También en la riquísima serie de collages preparados fusionando, medidamente, partes y fondos de grabados decimonónicos, con la que Ernst conforma sus tres “novelas” –La mujer 100 cabezas (1929), Sueño de una muchacha que quiso entrar en el Carmelo (1930) y Una semana de bondad (1934)– se respira un aire parecido al que circula, pesado y soporífero, en el magnífico buril de Marcantonio Raimondi, El sueño de Rafael (c. 1509), enigmático grabado –tal vez un episodio de la Eneida– con dos mujeres durmientes, sujeto muy querido por los surrealistas y especialmente por el alemán, que junta criaturas monstruosas, paisajes inverosímiles, ambientes quiméricos: casi casi ensayo del simbolismo que alimentará el charme pseudodecadente de los ensamblajes-grabados de Ernst.

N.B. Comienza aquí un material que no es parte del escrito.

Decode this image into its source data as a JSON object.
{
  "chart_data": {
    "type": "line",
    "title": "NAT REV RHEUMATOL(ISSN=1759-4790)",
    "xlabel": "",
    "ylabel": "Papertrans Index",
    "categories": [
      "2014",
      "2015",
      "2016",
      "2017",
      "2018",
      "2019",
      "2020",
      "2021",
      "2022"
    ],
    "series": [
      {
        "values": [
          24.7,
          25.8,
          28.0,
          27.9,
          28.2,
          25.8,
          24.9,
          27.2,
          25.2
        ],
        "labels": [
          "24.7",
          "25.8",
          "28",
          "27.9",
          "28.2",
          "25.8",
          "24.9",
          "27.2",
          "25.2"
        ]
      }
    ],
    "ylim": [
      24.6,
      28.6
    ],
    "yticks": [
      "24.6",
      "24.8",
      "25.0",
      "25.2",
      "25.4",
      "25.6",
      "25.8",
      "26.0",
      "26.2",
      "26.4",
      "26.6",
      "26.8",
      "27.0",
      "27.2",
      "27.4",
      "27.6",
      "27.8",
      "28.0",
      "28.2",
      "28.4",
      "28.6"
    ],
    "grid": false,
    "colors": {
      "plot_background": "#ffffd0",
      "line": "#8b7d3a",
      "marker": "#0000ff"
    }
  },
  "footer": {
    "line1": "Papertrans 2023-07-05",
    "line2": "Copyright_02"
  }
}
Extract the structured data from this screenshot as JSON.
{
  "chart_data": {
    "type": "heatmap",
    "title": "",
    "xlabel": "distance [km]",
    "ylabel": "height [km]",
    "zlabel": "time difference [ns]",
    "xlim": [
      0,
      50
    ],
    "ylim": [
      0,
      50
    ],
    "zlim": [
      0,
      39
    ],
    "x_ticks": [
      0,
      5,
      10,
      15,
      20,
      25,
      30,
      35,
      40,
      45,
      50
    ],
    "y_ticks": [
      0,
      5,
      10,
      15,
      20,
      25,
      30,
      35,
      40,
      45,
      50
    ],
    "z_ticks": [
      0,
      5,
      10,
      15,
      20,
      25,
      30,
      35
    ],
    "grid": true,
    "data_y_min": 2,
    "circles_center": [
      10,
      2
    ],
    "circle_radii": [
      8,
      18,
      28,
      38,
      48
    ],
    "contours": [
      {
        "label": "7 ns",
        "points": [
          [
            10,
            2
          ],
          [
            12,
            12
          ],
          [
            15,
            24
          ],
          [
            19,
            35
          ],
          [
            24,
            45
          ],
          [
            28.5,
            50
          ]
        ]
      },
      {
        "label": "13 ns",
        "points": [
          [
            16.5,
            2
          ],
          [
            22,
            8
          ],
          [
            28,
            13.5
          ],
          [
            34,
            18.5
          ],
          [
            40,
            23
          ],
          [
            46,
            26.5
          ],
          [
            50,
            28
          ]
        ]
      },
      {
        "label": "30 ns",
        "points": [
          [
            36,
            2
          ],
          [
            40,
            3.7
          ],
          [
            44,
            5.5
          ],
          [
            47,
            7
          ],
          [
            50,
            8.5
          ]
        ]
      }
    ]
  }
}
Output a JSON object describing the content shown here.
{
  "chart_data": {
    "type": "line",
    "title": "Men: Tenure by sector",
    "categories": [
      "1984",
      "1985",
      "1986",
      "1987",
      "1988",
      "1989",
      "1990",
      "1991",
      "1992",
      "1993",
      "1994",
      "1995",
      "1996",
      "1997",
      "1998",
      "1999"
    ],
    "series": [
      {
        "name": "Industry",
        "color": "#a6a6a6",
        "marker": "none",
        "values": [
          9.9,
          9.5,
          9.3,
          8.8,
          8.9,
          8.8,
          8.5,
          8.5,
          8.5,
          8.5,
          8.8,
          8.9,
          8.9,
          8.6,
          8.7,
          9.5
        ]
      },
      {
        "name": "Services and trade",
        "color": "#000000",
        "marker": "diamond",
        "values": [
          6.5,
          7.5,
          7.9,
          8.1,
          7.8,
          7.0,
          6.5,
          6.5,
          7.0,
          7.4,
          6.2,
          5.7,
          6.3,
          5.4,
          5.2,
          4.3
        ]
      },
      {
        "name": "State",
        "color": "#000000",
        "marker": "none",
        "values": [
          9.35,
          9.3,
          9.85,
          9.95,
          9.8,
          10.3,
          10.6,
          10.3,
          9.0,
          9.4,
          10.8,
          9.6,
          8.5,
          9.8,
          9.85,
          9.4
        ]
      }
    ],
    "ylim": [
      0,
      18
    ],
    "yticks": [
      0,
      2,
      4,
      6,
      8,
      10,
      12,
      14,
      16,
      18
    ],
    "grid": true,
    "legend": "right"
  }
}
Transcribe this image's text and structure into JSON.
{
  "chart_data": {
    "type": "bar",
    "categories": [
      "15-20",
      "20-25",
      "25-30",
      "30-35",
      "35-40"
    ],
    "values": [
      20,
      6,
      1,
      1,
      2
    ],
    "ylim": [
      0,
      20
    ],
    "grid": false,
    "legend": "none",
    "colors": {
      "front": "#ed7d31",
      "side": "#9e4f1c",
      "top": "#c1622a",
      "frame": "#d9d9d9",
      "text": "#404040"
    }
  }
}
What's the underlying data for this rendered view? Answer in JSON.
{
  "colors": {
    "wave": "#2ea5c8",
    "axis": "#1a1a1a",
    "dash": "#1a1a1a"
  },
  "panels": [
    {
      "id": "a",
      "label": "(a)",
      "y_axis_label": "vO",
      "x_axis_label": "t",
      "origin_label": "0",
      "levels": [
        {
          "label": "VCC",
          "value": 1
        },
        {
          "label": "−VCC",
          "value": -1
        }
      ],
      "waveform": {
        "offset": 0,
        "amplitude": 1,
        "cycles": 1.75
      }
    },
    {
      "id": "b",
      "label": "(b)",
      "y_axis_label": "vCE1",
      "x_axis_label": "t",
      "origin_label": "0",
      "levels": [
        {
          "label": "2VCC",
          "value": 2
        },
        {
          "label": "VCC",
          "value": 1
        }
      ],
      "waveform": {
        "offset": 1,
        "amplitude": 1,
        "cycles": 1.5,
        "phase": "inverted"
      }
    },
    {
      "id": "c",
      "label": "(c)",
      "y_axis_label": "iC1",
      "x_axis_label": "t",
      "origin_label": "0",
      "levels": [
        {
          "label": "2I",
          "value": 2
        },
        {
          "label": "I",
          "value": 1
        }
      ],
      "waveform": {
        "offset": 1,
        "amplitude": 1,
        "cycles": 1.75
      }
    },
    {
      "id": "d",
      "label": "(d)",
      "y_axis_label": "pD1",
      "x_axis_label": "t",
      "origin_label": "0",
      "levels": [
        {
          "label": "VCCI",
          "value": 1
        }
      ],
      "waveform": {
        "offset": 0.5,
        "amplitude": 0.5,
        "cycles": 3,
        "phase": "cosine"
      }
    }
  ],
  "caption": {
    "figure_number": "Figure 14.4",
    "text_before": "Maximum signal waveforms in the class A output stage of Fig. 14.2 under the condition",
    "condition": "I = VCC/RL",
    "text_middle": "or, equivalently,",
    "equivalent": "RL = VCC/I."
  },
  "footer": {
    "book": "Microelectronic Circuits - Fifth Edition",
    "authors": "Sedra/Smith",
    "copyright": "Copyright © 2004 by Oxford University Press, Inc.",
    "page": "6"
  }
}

Finalmente, y más allá de las coincidencias puntuales, la cercanía espacial de creaciones tan lejanas en el tiempo entre sí contribuye a crear un mapa mental más claro de las pesadillas de la “modernidad”, en sentido amplio, y sus recovecos psíquicos, terrores ancestrales y actualísimos, sufrimiento e hilaridad, tortura y zozobra, culpa y liberación. Un mapa, huelga decirlo, todavía útil.
Bosch e un altro Rinascimento. Curadores Bernard Aikema, Fernando Checa Cremades y Claudio Salsi. Hasta el 12 de marzo. Max Ernst. Curadores Martina Mazzotta y Jürgen Pech. Hasta el 26 de febrero. Palazzo Reale, Milán (Italia).